Let $V$ and $W$ be normed vector spaces, and $U \subset V$ be an open subset of $V .$ A function $F: U \rightarrow W$ is called Fréchet differentiable at $f \in U$ if there exists a bounded linear operator $A_f: V \rightarrow W$ such that $$ \lim _{\|h\| \rightarrow 0} \frac{\|F(f+h)-F(f)-A_f (h)\|_{W}}{\|h\|_{V}}=0 $$
That is the definition we find in most textbooks. First question: is that definition equivalent to saying
$$A_f (g)=\lim _{\|h\| \rightarrow 0} \frac{\|F(f+gh)-F(f)\|_{W}}{\|h\|_{V}} ?$$
I am interested in the case $V=U=L^2(\mathbb R)$, $W=\mathbb R$, $F(f)=\int_\mathbb R |f(x)|^2 dx$. $F$ should be differentiable as it is a norm induced by a scalar product in a Hilbert space. We have
$$ \lim _{\|h\| \rightarrow 0} \frac{|\int_\mathbb R |f(x)+h(x)|^2 - |f(x)|^2 dx-A_f (h)|}{\|h\|_{L^2}}=0 $$
What should $A_f$ be ? I would like the answer to include a heuristic to find $A_f$, so I could compute other Fréchet derivatives in $L^2$, for example the one of $F(f)=\int_\mathbb R |f(x)|^4 dx$.

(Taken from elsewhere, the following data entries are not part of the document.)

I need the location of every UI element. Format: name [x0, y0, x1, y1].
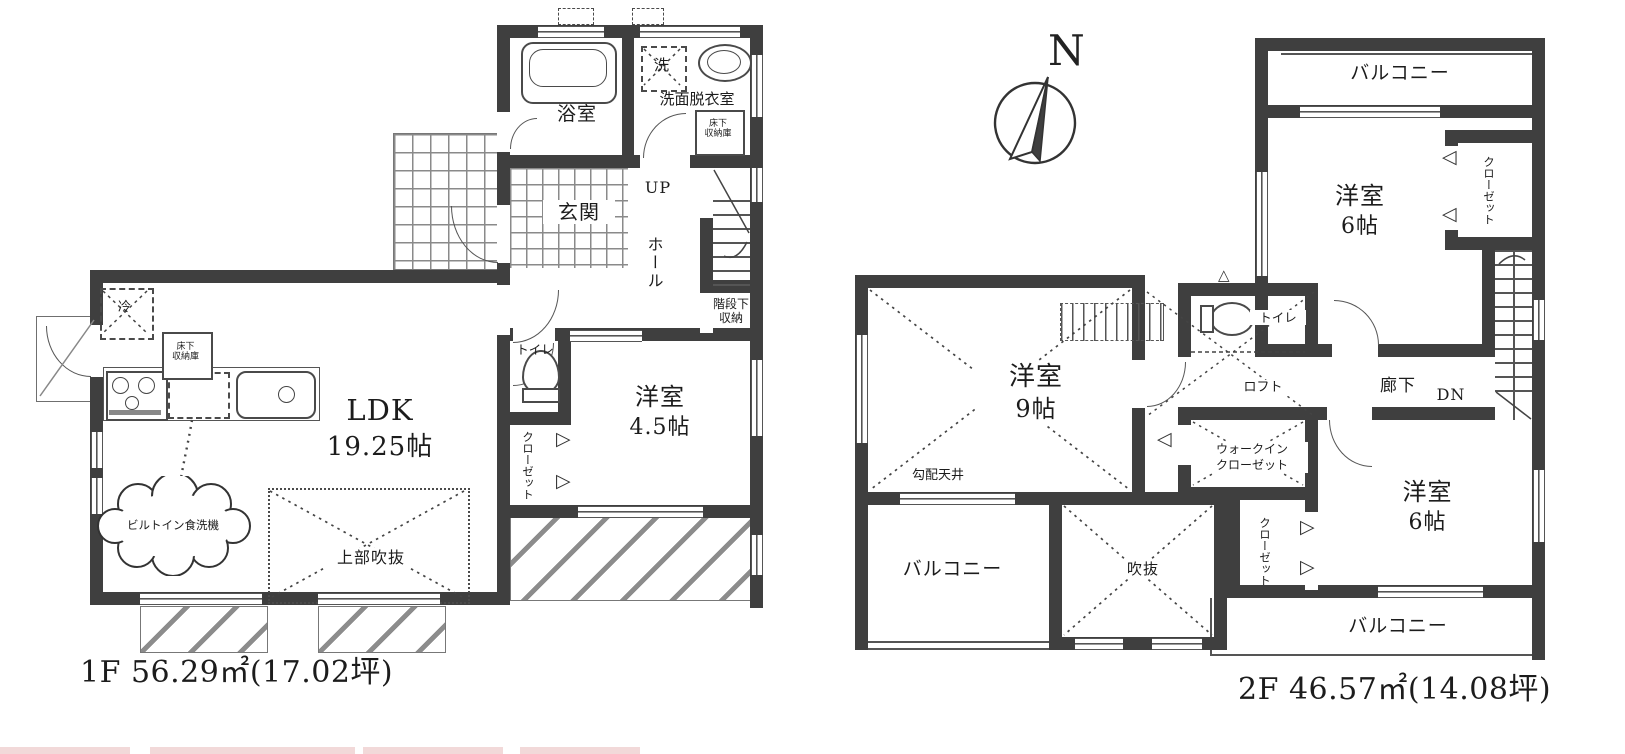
corridor-label: 廊下 — [1370, 376, 1426, 397]
closet-a-door-marker: ◁ — [1442, 148, 1457, 167]
wall — [1178, 407, 1318, 420]
ldk-left-window-upper — [91, 432, 103, 468]
wall — [1178, 487, 1318, 500]
loft-label: ロフト — [1232, 380, 1294, 396]
room6b-door-opening — [1327, 407, 1372, 420]
ldk-deck-window-right — [318, 593, 440, 605]
balcony-left-label: バルコニー — [885, 558, 1020, 581]
stair-storage-label: 階段下収納 — [703, 298, 759, 326]
sloped-ceiling-label: 勾配天井 — [898, 468, 978, 484]
room6a-door-swing — [1334, 300, 1379, 345]
wall — [1445, 237, 1532, 250]
hall-label: ホール — [644, 222, 664, 304]
balcony-top-edge — [1281, 53, 1532, 55]
dn-label: DN — [1428, 385, 1474, 405]
toilet-label-1f: トイレ — [512, 342, 558, 357]
balcony-top-window — [1300, 106, 1440, 118]
west45-label: 洋室4.5帖 — [600, 383, 720, 442]
closet-b-door-marker: ▷ — [1300, 558, 1315, 577]
ldk-label: LDK19.25帖 — [300, 393, 460, 464]
front-door-opening — [497, 205, 510, 263]
bathtub-inner — [529, 49, 607, 87]
wall — [622, 25, 634, 155]
stairs-1f — [713, 200, 750, 292]
underfloor-storage-label: 床下収納庫 — [697, 119, 739, 140]
deck-hatch-right — [318, 606, 446, 653]
wall — [1532, 38, 1545, 660]
wall — [855, 275, 1145, 288]
fridge-label: 冷 — [112, 300, 138, 316]
loft-door-swing — [1147, 362, 1186, 407]
stove-burner — [125, 396, 139, 410]
hall-ldk-door-opening — [497, 285, 510, 335]
washroom-sink-inner — [707, 50, 741, 74]
wall — [497, 155, 763, 168]
closet-a-label: クローゼット — [1482, 148, 1496, 232]
terrace-hatch — [510, 517, 752, 601]
up-label: UP — [636, 178, 680, 198]
room9-left-window — [856, 335, 868, 443]
wall — [90, 270, 510, 283]
open-above-label: 上部吹抜 — [320, 548, 422, 568]
stove-burner — [138, 377, 155, 394]
wall — [1255, 38, 1545, 51]
room6b-label: 洋室6帖 — [1375, 478, 1480, 537]
scan-artifact-strip — [150, 747, 355, 754]
scan-artifact-strip — [0, 747, 130, 754]
void-window-right — [1152, 638, 1202, 650]
terrace-side-window — [751, 535, 763, 575]
wic-door-opening — [1178, 425, 1191, 465]
dishwasher-trail — [181, 420, 192, 478]
washroom-door-swing — [643, 113, 686, 158]
washroom-window — [640, 26, 740, 38]
void-window-left — [1075, 638, 1123, 650]
stove-base — [109, 410, 161, 415]
closet-b-label: クローゼット — [1258, 512, 1272, 590]
wic-door-marker: ◁ — [1157, 430, 1172, 449]
wic-label: ウォークインクローゼット — [1196, 442, 1308, 473]
kitchen-underfloor-label: 床下収納庫 — [164, 342, 207, 363]
closet-door-marker: ▷ — [556, 430, 571, 449]
bath-label: 浴室 — [545, 103, 609, 126]
west45-terrace-window — [578, 506, 703, 518]
room6a-left-window — [1256, 172, 1268, 276]
ldk-deck-window-left — [140, 593, 262, 605]
room9-balcony-window — [900, 493, 1015, 505]
wall — [1178, 283, 1318, 296]
loft-door-opening — [1132, 360, 1145, 408]
floorplan-scan: ▷ ▷ — [0, 0, 1625, 754]
wall — [855, 275, 868, 650]
floor2-area-label: 2F 46.57㎡(14.08坪) — [1238, 672, 1578, 709]
balcony-bottom-label: バルコニー — [1328, 615, 1468, 638]
deck-hatch-left — [140, 606, 268, 653]
wall — [1178, 283, 1191, 357]
toilet2f-bowl-icon — [1210, 302, 1254, 336]
closet-label-1f: クローゼット — [521, 428, 535, 502]
north-arrow: N — [970, 25, 1100, 175]
scan-artifact-strip — [520, 747, 640, 754]
closet-a-door-marker: ◁ — [1442, 205, 1457, 224]
stove-burner — [112, 377, 129, 394]
toilet2f-tank-icon — [1200, 305, 1214, 333]
west45-side-window — [751, 360, 763, 436]
wall — [1214, 492, 1227, 650]
washroom-label: 洗面脱衣室 — [634, 90, 760, 108]
scan-artifact-strip — [363, 747, 503, 754]
wall — [558, 341, 571, 418]
stairs-right-window — [1533, 300, 1545, 340]
wall — [1482, 250, 1495, 357]
washer-label: 洗 — [649, 56, 675, 74]
wall — [1049, 492, 1062, 650]
wall — [1227, 492, 1240, 598]
dishwasher-label: ビルトイン食洗機 — [103, 518, 243, 532]
toilet-label-2f: トイレ — [1250, 310, 1306, 325]
loft-ladder-icon — [1060, 303, 1164, 341]
room6b-door-swing — [1329, 420, 1372, 467]
stairs-divider — [1513, 250, 1515, 420]
room9-label: 洋室9帖 — [975, 362, 1097, 425]
hall-side-window — [751, 168, 763, 202]
balcony-top-label: バルコニー — [1330, 62, 1470, 85]
vent-box — [558, 8, 594, 25]
vent-triangle: △ — [1218, 268, 1230, 283]
bath-door-opening — [497, 112, 510, 152]
wall — [497, 412, 571, 425]
room6a-door-opening — [1332, 344, 1378, 357]
void-label: 吹抜 — [1112, 560, 1174, 578]
sink-drain — [278, 386, 295, 403]
toilet-tank-icon — [522, 388, 560, 403]
north-label: N — [1048, 26, 1085, 75]
floor1-area-label: 1F 56.29㎡(17.02坪) — [80, 655, 410, 692]
closet-door-marker: ▷ — [556, 472, 571, 491]
genkan-label: 玄関 — [543, 200, 615, 224]
west45-sliding-door — [570, 330, 642, 342]
bath-window — [538, 26, 604, 38]
balcony-left-edge — [868, 641, 1049, 650]
room6b-right-window — [1533, 470, 1545, 542]
room6b-balcony-window — [1378, 586, 1483, 598]
room6a-label: 洋室6帖 — [1310, 182, 1410, 241]
closet-b-door-marker: ▷ — [1300, 518, 1315, 537]
bath-door-swing — [510, 118, 537, 149]
corridor-stairs-opening — [1482, 357, 1495, 407]
wall — [1445, 130, 1532, 143]
open-above-area — [268, 488, 470, 604]
vent-box — [632, 8, 664, 25]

If one consider real valued functions, i.e. $L_2(X;\mathbb{R})$ with $\langle f,g\rangle =\int fg\,d\mu$
Then
$$F(f+h)=\langle f+h,f+h\rangle = \langle f,f\rangle + 2\langle f,h\rangle +\langle h,h\rangle=F(f)+2\langle f,h\rangle + F(h) $$
Cearly, $h\mapsto \langle f,h\rangle$ is linear, and $\frac{F(h)}{\|h\|_2}\xrightarrow{\|h\|_2\rightarrow0}0$. From this, it follows that $$F'(f)h=2\langle f,h\rangle$$